Re: [Question] report a race condition between CPU hotplug state machine and hrtimer 'sched_cfs_period_timer' for cfs bandwidth throttling

From: Vincent Guittot
Date: Wed Jun 28 2023 - 08:36:22 EST


On Wed, 28 Jun 2023 at 14:03, Thomas Gleixner <tglx@xxxxxxxxxxxxx> wrote:
>
> On Tue, Jun 27 2023 at 18:46, Vincent Guittot wrote:
> > On Mon, 26 Jun 2023 at 10:23, Xiongfeng Wang <wangxiongfeng2@xxxxxxxxxx> wrote:
> >> > diff --cc kernel/sched/fair.c
> >> > index d9d6519fae01,bd6624353608..000000000000
> >> > --- a/kernel/sched/fair.c
> >> > +++ b/kernel/sched/fair.c
> >> > @@@ -5411,10 -5411,16 +5411,15 @@@ void start_cfs_bandwidth(struct cfs_ban
> >> > {
> >> > lockdep_assert_held(&cfs_b->lock);
> >> >
> >> > - if (cfs_b->period_active)
> >> > + if (cfs_b->period_active) {
> >> > + struct hrtimer_clock_base *clock_base = cfs_b->period_timer.base;
> >> > + int cpu = clock_base->cpu_base->cpu;
> >> > + if (!cpu_active(cpu) && cpu != smp_processor_id())
> >> > + hrtimer_start_expires(&cfs_b->period_timer,
> >> > HRTIMER_MODE_ABS_PINNED);
> >> > return;
> >> > + }
> >
> > I have been able to reproduce your problem and run your fix on top.
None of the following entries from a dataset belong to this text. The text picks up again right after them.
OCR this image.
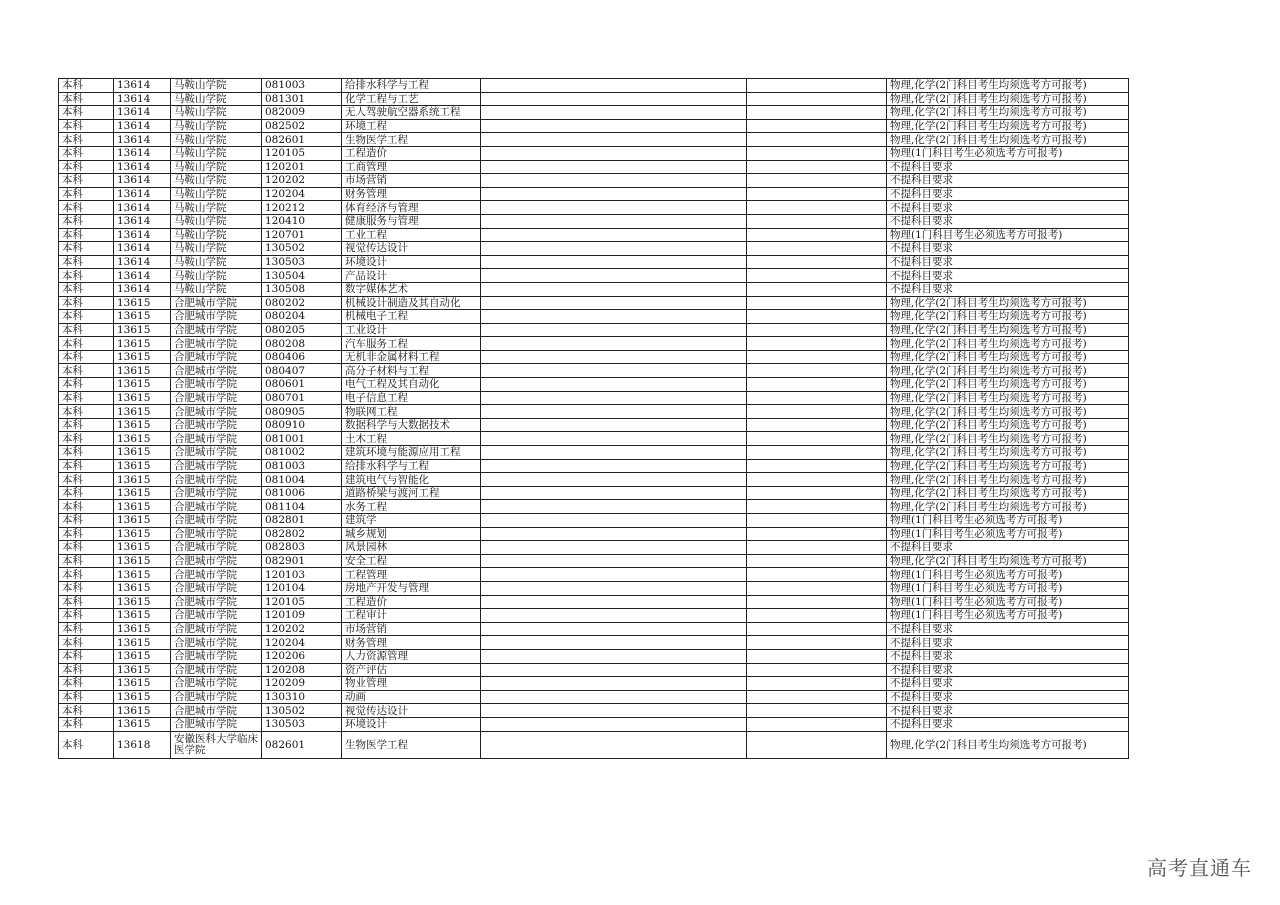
本科	13614	马鞍山学院	081003	给排水科学与工程			物理,化学(2门科目考生均须选考方可报考)
本科	13614	马鞍山学院	081301	化学工程与工艺			物理,化学(2门科目考生均须选考方可报考)
本科	13614	马鞍山学院	082009	无人驾驶航空器系统工程			物理,化学(2门科目考生均须选考方可报考)
本科	13614	马鞍山学院	082502	环境工程			物理,化学(2门科目考生均须选考方可报考)
本科	13614	马鞍山学院	082601	生物医学工程			物理,化学(2门科目考生均须选考方可报考)
本科	13614	马鞍山学院	120105	工程造价			物理(1门科目考生必须选考方可报考)
本科	13614	马鞍山学院	120201	工商管理			不提科目要求
本科	13614	马鞍山学院	120202	市场营销			不提科目要求
本科	13614	马鞍山学院	120204	财务管理			不提科目要求
本科	13614	马鞍山学院	120212	体育经济与管理			不提科目要求
本科	13614	马鞍山学院	120410	健康服务与管理			不提科目要求
本科	13614	马鞍山学院	120701	工业工程			物理(1门科目考生必须选考方可报考)
本科	13614	马鞍山学院	130502	视觉传达设计			不提科目要求
本科	13614	马鞍山学院	130503	环境设计			不提科目要求
本科	13614	马鞍山学院	130504	产品设计			不提科目要求
本科	13614	马鞍山学院	130508	数字媒体艺术			不提科目要求
本科	13615	合肥城市学院	080202	机械设计制造及其自动化			物理,化学(2门科目考生均须选考方可报考)
本科	13615	合肥城市学院	080204	机械电子工程			物理,化学(2门科目考生均须选考方可报考)
本科	13615	合肥城市学院	080205	工业设计			物理,化学(2门科目考生均须选考方可报考)
本科	13615	合肥城市学院	080208	汽车服务工程			物理,化学(2门科目考生均须选考方可报考)
本科	13615	合肥城市学院	080406	无机非金属材料工程			物理,化学(2门科目考生均须选考方可报考)
本科	13615	合肥城市学院	080407	高分子材料与工程			物理,化学(2门科目考生均须选考方可报考)
本科	13615	合肥城市学院	080601	电气工程及其自动化			物理,化学(2门科目考生均须选考方可报考)
本科	13615	合肥城市学院	080701	电子信息工程			物理,化学(2门科目考生均须选考方可报考)
本科	13615	合肥城市学院	080905	物联网工程			物理,化学(2门科目考生均须选考方可报考)
本科	13615	合肥城市学院	080910	数据科学与大数据技术			物理,化学(2门科目考生均须选考方可报考)
本科	13615	合肥城市学院	081001	土木工程			物理,化学(2门科目考生均须选考方可报考)
本科	13615	合肥城市学院	081002	建筑环境与能源应用工程			物理,化学(2门科目考生均须选考方可报考)
本科	13615	合肥城市学院	081003	给排水科学与工程			物理,化学(2门科目考生均须选考方可报考)
本科	13615	合肥城市学院	081004	建筑电气与智能化			物理,化学(2门科目考生均须选考方可报考)
本科	13615	合肥城市学院	081006	道路桥梁与渡河工程			物理,化学(2门科目考生均须选考方可报考)
本科	13615	合肥城市学院	081104	水务工程			物理,化学(2门科目考生均须选考方可报考)
本科	13615	合肥城市学院	082801	建筑学			物理(1门科目考生必须选考方可报考)
本科	13615	合肥城市学院	082802	城乡规划			物理(1门科目考生必须选考方可报考)
本科	13615	合肥城市学院	082803	风景园林			不提科目要求
本科	13615	合肥城市学院	082901	安全工程			物理,化学(2门科目考生均须选考方可报考)
本科	13615	合肥城市学院	120103	工程管理			物理(1门科目考生必须选考方可报考)
本科	13615	合肥城市学院	120104	房地产开发与管理			物理(1门科目考生必须选考方可报考)
本科	13615	合肥城市学院	120105	工程造价			物理(1门科目考生必须选考方可报考)
本科	13615	合肥城市学院	120109	工程审计			物理(1门科目考生必须选考方可报考)
本科	13615	合肥城市学院	120202	市场营销			不提科目要求
本科	13615	合肥城市学院	120204	财务管理			不提科目要求
本科	13615	合肥城市学院	120206	人力资源管理			不提科目要求
本科	13615	合肥城市学院	120208	资产评估			不提科目要求
本科	13615	合肥城市学院	120209	物业管理			不提科目要求
本科	13615	合肥城市学院	130310	动画			不提科目要求
本科	13615	合肥城市学院	130502	视觉传达设计			不提科目要求
本科	13615	合肥城市学院	130503	环境设计			不提科目要求
本科	13618	安徽医科大学临床医学院	082601	生物医学工程			物理,化学(2门科目考生均须选考方可报考)
高考直通车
I
> > still wonder if there is a
> > Could we have a helper from hrtimer to get the cpu of the clock_base ?
>
> No, because this is fundamentally wrong.
>
> If the CPU is on the way out, then the scheduler hotplug machinery
> has to handle the period timer so that the problem Xiongfeng analyzed
> does not happen in the first place.

But the hrtimer was enqueued before it starts to offline the cpu
Then, hrtimers_dead_cpu should take care of migrating the hrtimer out
of the outgoing cpu but :
- it must run on another target cpu to migrate the hrtimer.
- it runs in the context of the caller which can be throttled.

>
> sched_cpu_wait_empty() would be the obvious place to cleanup armed CFS
> timers, but let me look into whether we can migrate hrtimers early in
> general.

but for that we must check if the timer is enqueued on the outgoing
cpu and we then need to choose a target cpu

>
> Aside of that the above is wrong by itself.
>
> if (cfs_b->period_active)
> hrtimer_start_expires(&cfs_b->period_timer, HRTIMER_MODE_ABS_PINNED);
>
> This only ends up on the outgoing CPU if either:
>
> 1) The code runs on the outgoing CPU
>
> or
>
> 2) The hrtimer is concurrently executing the hrtimer callback on the
> outgoing CPU.
>
> So this:
>
> if (cfs_b->period_active) {
> struct hrtimer_clock_base *clock_base = cfs_b->period_timer.base;
> int cpu = clock_base->cpu_base->cpu;
>
> if (!cpu_active(cpu) && cpu != smp_processor_id())
> hrtimer_start_expires(&cfs_b->period_timer, HRTIMER_MODE_ABS_PINNED);
> return;
> }
>
> only works, if
>
> 1) The code runs _not_ on the outgoing CPU
>
> and
>
> 2) The hrtimer is _not_ concurrently executing the hrtimer callback on
> the outgoing CPU.
>
> If the callback is executing (it spins on cfs_b->lock), then the
> timer is requeued on the outgoing CPU. Not what you want, right?
>
> Plus accessing hrtimer->clock_base->cpu_base->cpu lockless is fragile at
> best.
>
> Thanks,
>
> tglx